Displaying the data using a more critical/data-feminist approach was also important. As a curator you need to organize and categorize data, and using any sort of method used for this highlights some viewpoints but it also suppresses others [6]. By showing the gender distribution of the dataset it underscores something which is seldom discussed in data curation, and that is the individual experiences not represented due to categorization. The visualization of data is done so the audience has an easier time with interpreting them, but it can also be used to both hide and emphasize things depending on what the curator decides.
- What variables are important to include?
- Should I confine my variables to fit into the provided infrastructure?
- Are the CD covers important as independent variables?
- Is it worth having the series titles as they appear in their original language?
- Should I exclude the year of release, since they are often not available, or is it important to show that this information is often missing?
- Would IFPI codes be deemed important in an actual disc archive?
- Why is including an image of the CD important to the data?
- Should I do additional research and add the length of the series as a variable?
- Is there a specific order the variables should appear in to make the data easily readable?
- Since the dubbed language is always Polish, should I include it as it's own variable, or is it something that should be mentioned in the critical report?
- What is the best way to take notes from Dekoloniale?
- Which of Hu Lanqi's experiences are more important than others?
- How are my own (and my group's) decisions shaping what we include in Hu Lanqi's page?
- Why is it important to include another photo of Hu Lanqi to her Wikidata page?

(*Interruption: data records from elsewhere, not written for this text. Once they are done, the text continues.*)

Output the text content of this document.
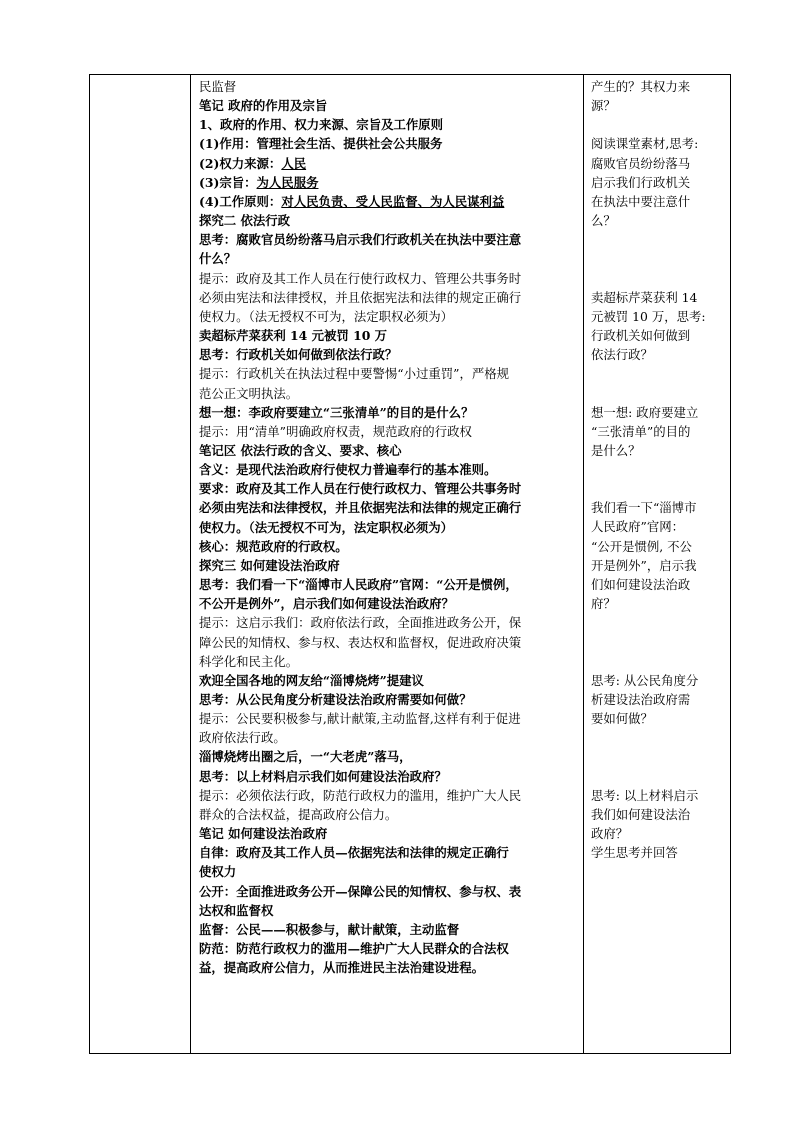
民监督
笔记 政府的作用及宗旨
1、政府的作用、权力来源、宗旨及工作原则
(1)作用：管理社会生活、提供社会公共服务
(2)权力来源：人民
(3)宗旨：为人民服务
(4)工作原则：对人民负责、受人民监督、为人民谋利益
探究二 依法行政
思考：腐败官员纷纷落马启示我们行政机关在执法中要注意
什么？
提示：政府及其工作人员在行使行政权力、管理公共事务时
必须由宪法和法律授权，并且依据宪法和法律的规定正确行
使权力。（法无授权不可为，法定职权必须为）
卖超标芹菜获利 14 元被罚 10 万
思考：行政机关如何做到依法行政？
提示：行政机关在执法过程中要警惕“小过重罚”，严格规
范公正文明执法。
想一想：李政府要建立“三张清单”的目的是什么？
提示：用“清单”明确政府权责，规范政府的行政权
笔记区 依法行政的含义、要求、核心
含义：是现代法治政府行使权力普遍奉行的基本准则。
要求：政府及其工作人员在行使行政权力、管理公共事务时
必须由宪法和法律授权，并且依据宪法和法律的规定正确行
使权力。（法无授权不可为，法定职权必须为）
核心：规范政府的行政权。
探究三 如何建设法治政府
思考：我们看一下“淄博市人民政府”官网：“公开是惯例，
不公开是例外”，启示我们如何建设法治政府？
提示：这启示我们：政府依法行政，全面推进政务公开，保
障公民的知情权、参与权、表达权和监督权，促进政府决策
科学化和民主化。
欢迎全国各地的网友给“淄博烧烤”提建议
思考：从公民角度分析建设法治政府需要如何做？
提示：公民要积极参与,献计献策,主动监督,这样有利于促进
政府依法行政。
淄博烧烤出圈之后，一“大老虎”落马，
思考：以上材料启示我们如何建设法治政府？
提示：必须依法行政，防范行政权力的滥用，维护广大人民
群众的合法权益，提高政府公信力。
笔记 如何建设法治政府
自律：政府及其工作人员—依据宪法和法律的规定正确行
使权力
公开：全面推进政务公开—保障公民的知情权、参与权、表
达权和监督权
监督：公民——积极参与，献计献策，主动监督
防范：防范行政权力的滥用—维护广大人民群众的合法权
益，提高政府公信力，从而推进民主法治建设进程。

产生的？其权力来
源？
阅读课堂素材,思考:
腐败官员纷纷落马
启示我们行政机关
在执法中要注意什
么？
卖超标芹菜获利 14
元被罚 10 万，思考:
行政机关如何做到
依法行政？
想一想: 政府要建立
“三张清单”的目的
是什么？
我们看一下“淄博市
人民政府”官网：
“公开是惯例, 不公
开是例外”，启示我
们如何建设法治政
府？
思考: 从公民角度分
析建设法治政府需
要如何做？
思考: 以上材料启示
我们如何建设法治
政府？
学生思考并回答
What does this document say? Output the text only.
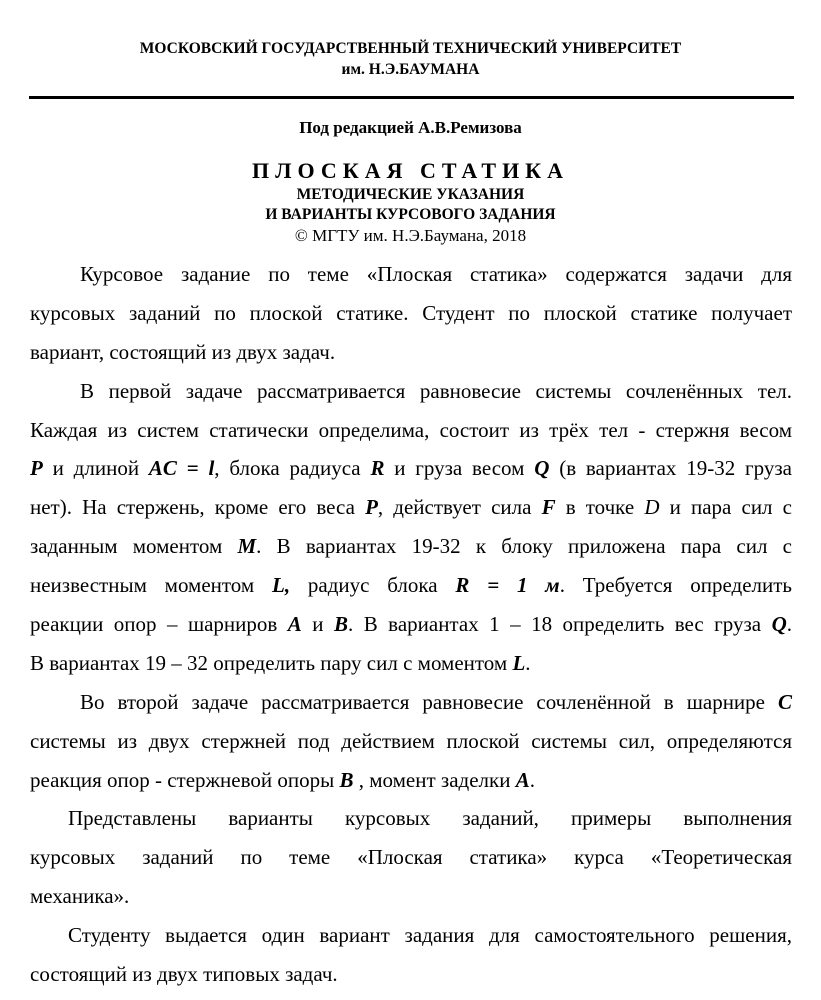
МОСКОВСКИЙ ГОСУДАРСТВЕННЫЙ ТЕХНИЧЕСКИЙ УНИВЕРСИТЕТ
им. Н.Э.БАУМАНА
Под редакцией А.В.Ремизова
ПЛОСКАЯ СТАТИКА
МЕТОДИЧЕСКИЕ УКАЗАНИЯ
И ВАРИАНТЫ КУРСОВОГО ЗАДАНИЯ
© МГТУ им. Н.Э.Баумана, 2018
Курсовое задание по теме «Плоская статика» содержатся задачи для
курсовых заданий по плоской статике. Студент по плоской статике получает
вариант, состоящий из двух задач.
В первой задаче рассматривается равновесие системы сочленённых тел.
Каждая из систем статически определима, состоит из трёх тел - стержня весом
P и длиной AC = l, блока радиуса R и груза весом Q (в вариантах 19-32 груза
нет). На стержень, кроме его веса P, действует сила F в точке D и пара сил с
заданным моментом M. В вариантах 19-32 к блоку приложена пара сил с
неизвестным моментом L, радиус блока R = 1 м. Требуется определить
реакции опор – шарниров A и B. В вариантах 1 – 18 определить вес груза Q.
В вариантах 19 – 32 определить пару сил с моментом L.
Во второй задаче рассматривается равновесие сочленённой в шарнире C
системы из двух стержней под действием плоской системы сил, определяются
реакция опор - стержневой опоры B , момент заделки A.
Представлены варианты курсовых заданий, примеры выполнения
курсовых заданий по теме «Плоская статика» курса «Теоретическая
механика».
Студенту выдается один вариант задания для самостоятельного решения,
состоящий из двух типовых задач.
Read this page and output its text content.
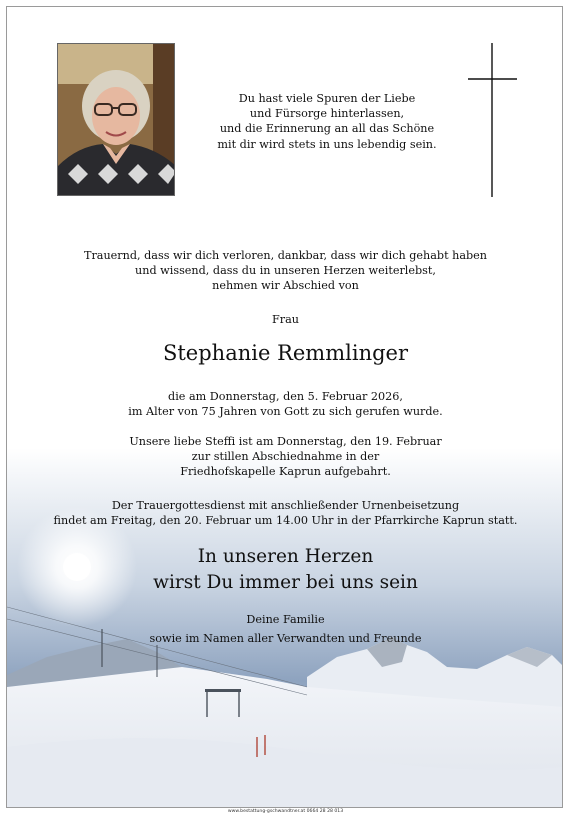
Du hast viele Spuren der Liebe

und Fürsorge hinterlassen,

und die Erinnerung an all das Schöne

mit dir wird stets in uns lebendig sein.

Trauernd, dass wir dich verloren, dankbar, dass wir dich gehabt haben

und wissend, dass du in unseren Herzen weiterlebst,

nehmen wir Abschied von

Frau

Stephanie Remmlinger

die am Donnerstag, den 5. Februar 2026,

im Alter von 75 Jahren von Gott zu sich gerufen wurde.

Unsere liebe Steffi ist am Donnerstag, den 19. Februar

zur stillen Abschiednahme in der

Friedhofskapelle Kaprun aufgebahrt.

Der Trauergottesdienst mit anschließender Urnenbeisetzung

findet am Freitag, den 20. Februar um 14.00 Uhr in der Pfarrkirche Kaprun statt.

In unseren Herzen

wirst Du immer bei uns sein

Deine Familie

sowie im Namen aller Verwandten und Freunde

www.bestattung-gschwandtner.at 0664 28 28 013
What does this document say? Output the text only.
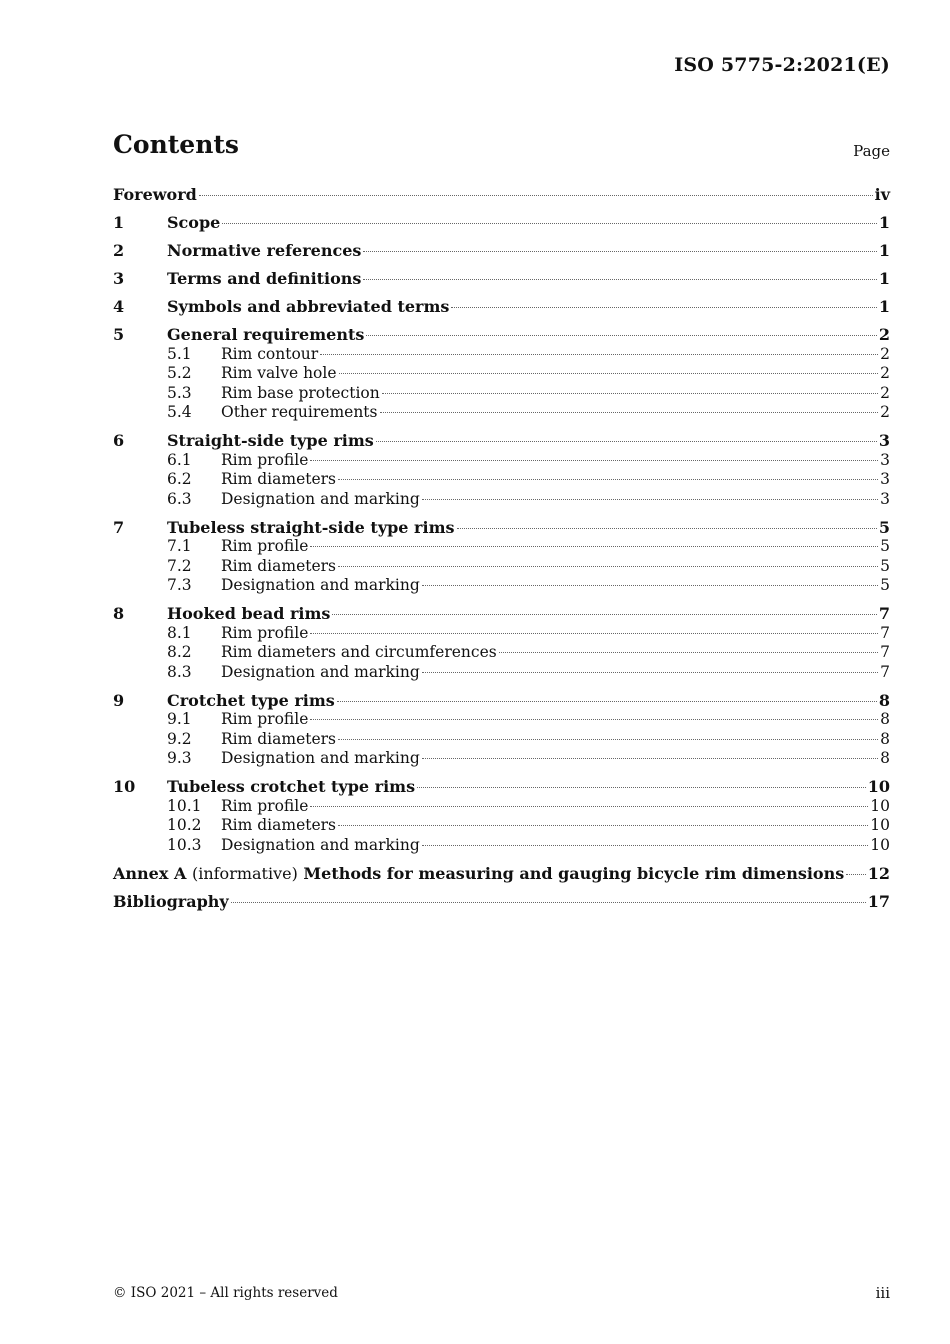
ISO 5775-2:2021(E)
Contents	Page
Foreword	iv
1	Scope	1
2	Normative references	1
3	Terms and definitions	1
4	Symbols and abbreviated terms	1
5	General requirements	2
5.1	Rim contour	2
5.2	Rim valve hole	2
5.3	Rim base protection	2
5.4	Other requirements	2
6	Straight-side type rims	3
6.1	Rim profile	3
6.2	Rim diameters	3
6.3	Designation and marking	3
7	Tubeless straight-side type rims	5
7.1	Rim profile	5
7.2	Rim diameters	5
7.3	Designation and marking	5
8	Hooked bead rims	7
8.1	Rim profile	7
8.2	Rim diameters and circumferences	7
8.3	Designation and marking	7
9	Crotchet type rims	8
9.1	Rim profile	8
9.2	Rim diameters	8
9.3	Designation and marking	8
10	Tubeless crotchet type rims	10
10.1	Rim profile	10
10.2	Rim diameters	10
10.3	Designation and marking	10
Annex A (informative) Methods for measuring and gauging bicycle rim dimensions 12
Bibliography	17
© ISO 2021 – All rights reserved	iii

What does it add?
- Is there anything I am leaving out because of the way Wikidata is structured?
- What is the best approach to translate my notes from Dekoloniale onto Wikidata?
- Is there anything I would do differently if Wikidata was formatted differently?
- Should I look for additional information to include online?
- Is there anything on Hu Lanqi's Wikidata page that should include additional information?
- Which data set resonates with me the most? What is something that interests me but is also good for analyzing?
- What medium should be used for visualizing this data?
- What is the best way to show the data in an objective way?
- Which variables from the data should be used to show patterns?
- How are my decisions shaping the way this data is being represented?
- What is not being shown in the data?
- How does my interpretation of what isn't shown influence my visualizations?
- Is the visualization of what isn't represented in the data appropriately reflected upon in the report?
- How much do the colors of the visualizations influence how the audience interprets them?